Vous retrouverez ici les textes et les prières publiés chaque weekend sur notre feuille paroissiale. Et puis aussi quelques informations sur la vie de nos paroisses. Et, pourquoi pas, un peu d'humour et de détente !
Le rapprochement facile qui amène aujourd’hui à parler de trois « religions monothéistes » à propos du judaïsme, du christianisme et de l’islam n’est pas sans danger : il peut nous amener à penser que la Trinité ne serait qu’une variante possible sur le fond d’une croyance fondamentale au Dieu unique. Libre aux chrétiens de se représenter Dieu à la façon d’une famille où l’amour fait l’unité, mais là ne serait pas l’essentiel. Avec les juifs et les musulmans, le dogme nous séparerait, mais la foi « monothéiste » nous unirait. Là-dessus, il y aurait bien des choses à redire. On ne va pas nier que la foi en un Dieu unique est un formidable progrès pour l’humanité et l’on ne peut que se réjouir de voir des hommes rejeter le vieux paganisme idolâtre pour adhérer à Celui qui dépasse tout et qui, nécessairement, est unique.
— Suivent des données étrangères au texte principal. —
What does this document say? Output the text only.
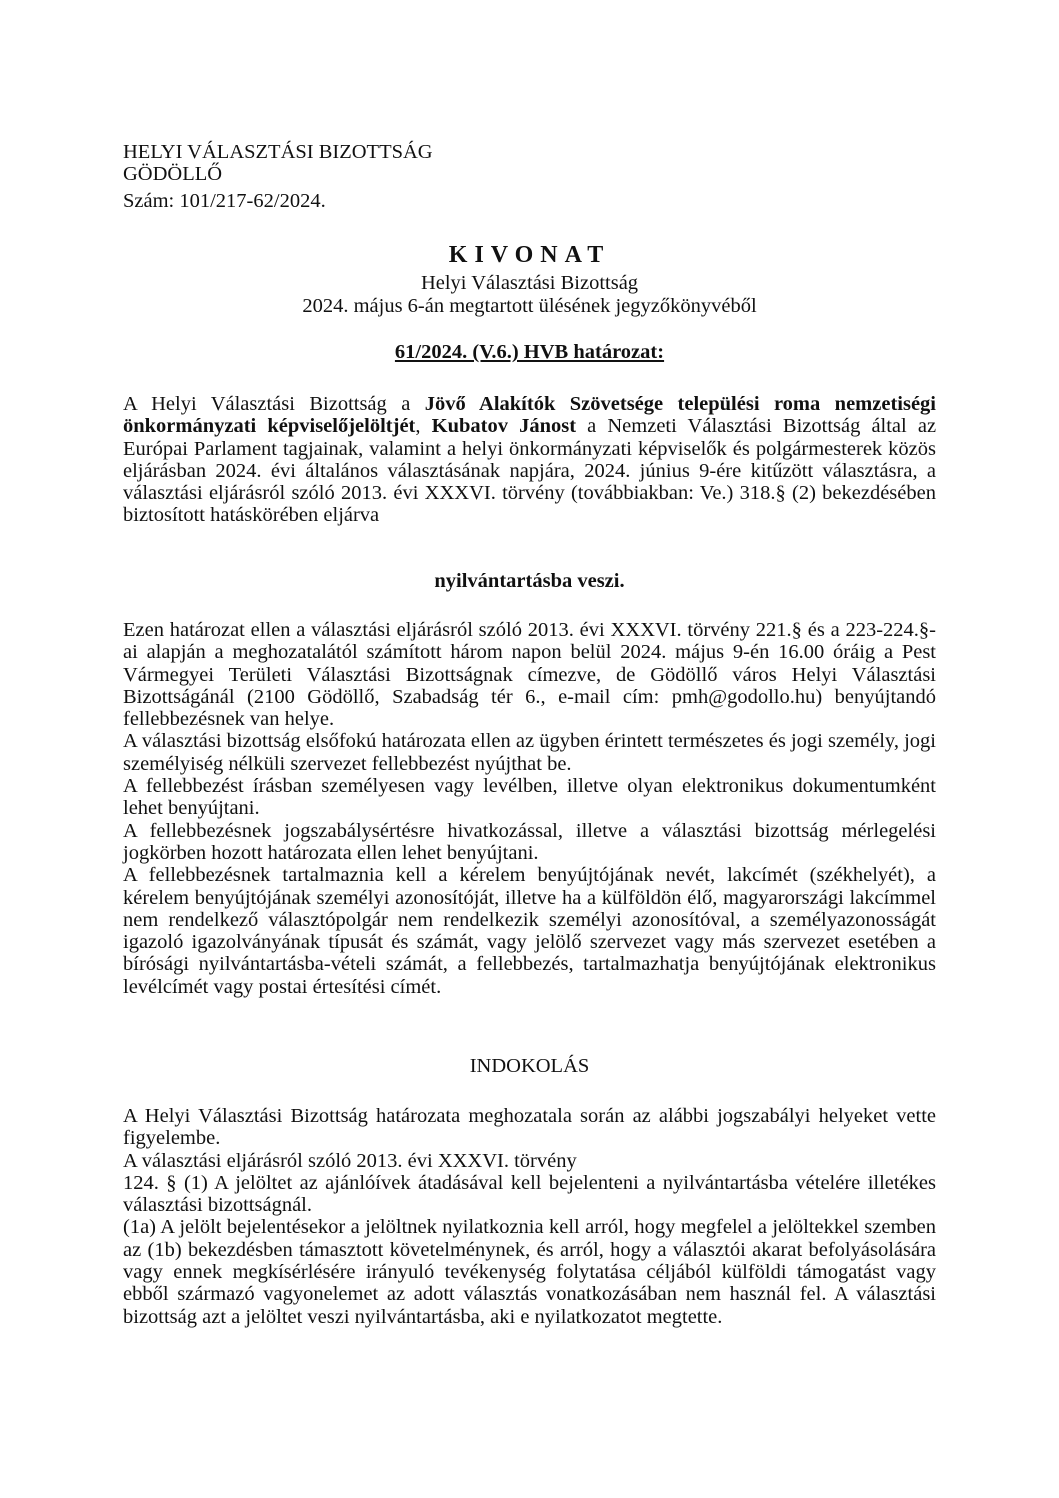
HELYI VÁLASZTÁSI BIZOTTSÁG
GÖDÖLLŐ
Szám: 101/217-62/2024.
KIVONAT
Helyi Választási Bizottság
2024. május 6-án megtartott ülésének jegyzőkönyvéből
61/2024. (V.6.) HVB határozat:

A Helyi Választási Bizottság a Jövő Alakítók Szövetsége települési roma nemzetiségi önkormányzati képviselőjelöltjét, Kubatov Jánost a Nemzeti Választási Bizottság által az Európai Parlament tagjainak, valamint a helyi önkormányzati képviselők és polgármesterek közös eljárásban 2024. évi általános választásának napjára, 2024. június 9-ére kitűzött választásra, a választási eljárásról szóló 2013. évi XXXVI. törvény (továbbiakban: Ve.) 318.§ (2) bekezdésében biztosított hatáskörében eljárva

nyilvántartásba veszi.

Ezen határozat ellen a választási eljárásról szóló 2013. évi XXXVI. törvény 221.§ és a 223-224.§-ai alapján a meghozatalától számított három napon belül 2024. május 9-én 16.00 óráig a Pest Vármegyei Területi Választási Bizottságnak címezve, de Gödöllő város Helyi Választási Bizottságánál (2100 Gödöllő, Szabadság tér 6., e-mail cím: pmh@godollo.hu) benyújtandó fellebbezésnek van helye.

A választási bizottság elsőfokú határozata ellen az ügyben érintett természetes és jogi személy, jogi személyiség nélküli szervezet fellebbezést nyújthat be.

A fellebbezést írásban személyesen vagy levélben, illetve olyan elektronikus dokumentumként lehet benyújtani.

A fellebbezésnek jogszabálysértésre hivatkozással, illetve a választási bizottság mérlegelési jogkörben hozott határozata ellen lehet benyújtani.

A fellebbezésnek tartalmaznia kell a kérelem benyújtójának nevét, lakcímét (székhelyét), a kérelem benyújtójának személyi azonosítóját, illetve ha a külföldön élő, magyarországi lakcímmel nem rendelkező választópolgár nem rendelkezik személyi azonosítóval, a személyazonosságát igazoló igazolványának típusát és számát, vagy jelölő szervezet vagy más szervezet esetében a bírósági nyilvántartásba-vételi számát, a fellebbezés, tartalmazhatja benyújtójának elektronikus levélcímét vagy postai értesítési címét.

INDOKOLÁS

A Helyi Választási Bizottság határozata meghozatala során az alábbi jogszabályi helyeket vette figyelembe.

A választási eljárásról szóló 2013. évi XXXVI. törvény

124. § (1) A jelöltet az ajánlóívek átadásával kell bejelenteni a nyilvántartásba vételére illetékes választási bizottságnál.

(1a) A jelölt bejelentésekor a jelöltnek nyilatkoznia kell arról, hogy megfelel a jelöltekkel szemben az (1b) bekezdésben támasztott követelménynek, és arról, hogy a választói akarat befolyásolására vagy ennek megkísérlésére irányuló tevékenység folytatása céljából külföldi támogatást vagy ebből származó vagyonelemet az adott választás vonatkozásában nem használ fel. A választási bizottság azt a jelöltet veszi nyilvántartásba, aki e nyilatkozatot megtette.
Mais cela n’est que la moitié du chemin. L’idolâtrie ne réside pas seulement dans le nombre. Il y une manière idolâtrique de se représenter le Dieu unique. Difficile pour les hommes d’imaginer l’unicité de Dieu autrement que selon le schéma du pouvoir personnel : un seul siège en haut de la pyramide, et il n’a de compte à rendre à personne. « Je suis maître de moi comme de l’Univers » déclare Auguste dans Cinna de Corneille. Tout partage, toute relation même, seraient une atteinte à la souveraineté absolue de celui qui trône au dessus de tout et qui existe avant tous les autres.
La Trinité que le Christ nous révèle, non par des déclarations mais en la « jouant » sur le théâtre de notre humanité, bouscule profondément cette manière de concevoir Dieu. La souveraineté divine n’est pas moindre en étant partagée par les Trois qui sont Dieu. La relation en Dieu n’est pas un accident, elle est au cœur de la divinité. Dieu est si peu maître de lui-même qu’il est « amour », sortie de soi, extase, quête de l’autre : « le Père est en moi et je suis dans le Père » dit Jésus.
Le Dieu personnel que nous adorons n’est pas un grand « moi », un sujet dilaté à l’infini, qui surplomberait le monde de toute son Intelligence et nous ferait face de façon écrasante. C’est le brasier mystérieux où flamboient les relations du Père et du Fils dans l’unité du Saint Esprit. Chacun est « personne », mais à sa façon : si Jésus a voulu prendre une individualité au milieu de nous, il est bien le seul, le Père et l’Esprit échappent à jamais à toute prétention qu’on aurait de les saisir comme des « sujets » psychologiques, dotés de facultés à la manière humaine. Ils sont des pôles de relation, chacun est une manière d’être inimitable, c’est tout ce qu’on peut en dire. Ils ne se définissent pas par rapport à nous, même pas de façon négative (l’expression de « Tout Autre » lancée par Karl Barth laisse elle-même à désirer).
Jésus nous dit bien que « celui qui n’honore pas le Fils, n’honore pas non plus le Père qui l’a envoyé » (Jean 5,23). Couper le Dieu Père de son Fils éternel, c’est se résigner à ne voir la paternité divine que par rapport à nous, donc en un sens extrêmement pauvre : une manière de dire que la Créateur prend soin de son œuvre. Alors que l’on pourrait entrer dans le mystère incroyable du Dieu Père et Fils : cette plénitude qui vient tout entière du Père mais qui s’ouvre pour son Fils unique et lui fait une place égale à lui. Et on a encore rien dit du Saint Esprit, qui est ouverture au sein même de cette ouverture...
Croyons-en l’Église, seule la Trinité respecte la vraie grandeur de Dieu. C’est bien pourquoi elle a suscité d’étonnantes préparations, des pressentiments nombreux, même en dehors du christianisme. Le judaïsme l’a frôlé dans sa mystique (ce que nous appelons la kabbale) et il n’est pas sûr que certaines expressions fortes de la croyance musulmane ne s’en soient pas nourries, même à leur insu. Ne méconnaissons pas notre trésor.